A few years ago, I read Jeffrey Lent’s In the Fall, and I was mesmerized with the author’s talent for prose paired with a gripping historical narrative. I knew I would have to read another by this gifted writer. Lost Nation did not disappoint.
The novel takes place in Vermont, before statehood. Men ventured out into the wilderness of this New England area for solitude, and to establish communities as they would have them – far from the seats of competing nations that would control them. Those nations, The United States and Britain, weren’t content to leave them alone. One such man, Blood, came to this area escaping his past. He brought him a young woman he won in a card game, and he established a tavern in the middle of the wilderness where he could set up trade. This was the lost nation that these settlers sought, but they soon found that paradise was a pipe dream.
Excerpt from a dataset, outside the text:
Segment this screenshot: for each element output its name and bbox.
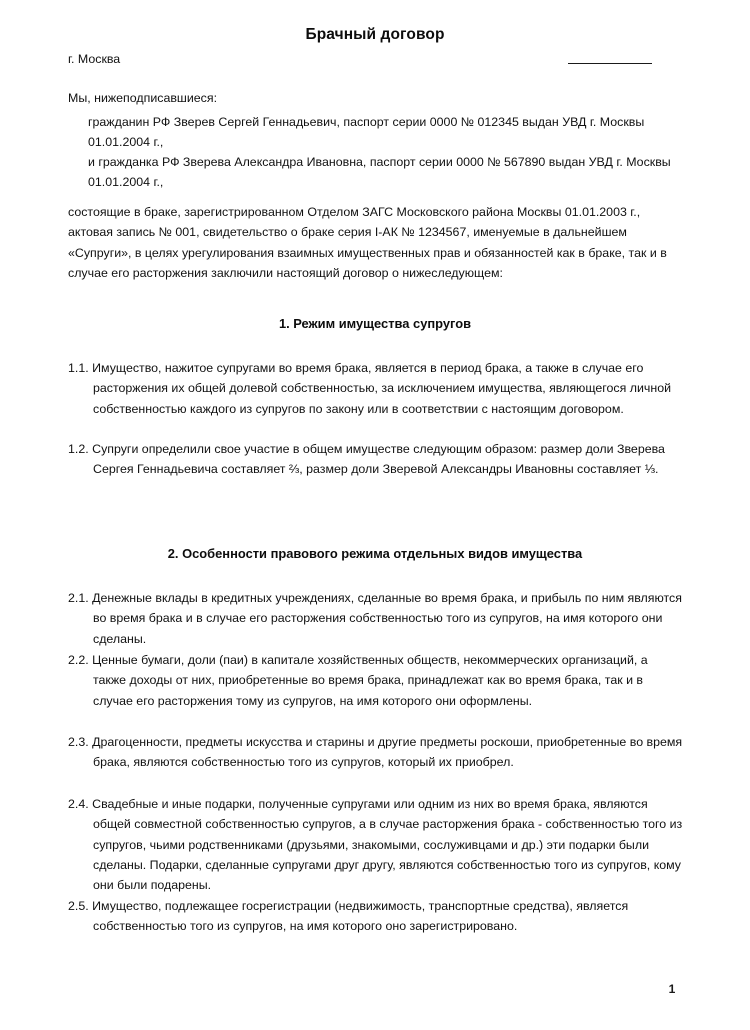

In Lost Nation, Lent examines man’s need for isolation and community at the same time. His characters struggle with self-worth, self-reliance and human dignity. Lastly, his exploration of understanding and forgiveness in the characters of Blood and Sally, amidst the cruel backdrop of wilderness survival, is memorable, and has a uniquely American flavor.
Jeffrey Lent is a master not only at storytelling, but in presenting the past in such a way that readers are easily transported into that world. His prose is amazing, and the novel was fluid and gripping. I recently read a Booker Prize Winner that I couldn’t give the full five stars to because it of it’s disconnectedness. Lost Nation is an example of a novel that fully deserves all five stars.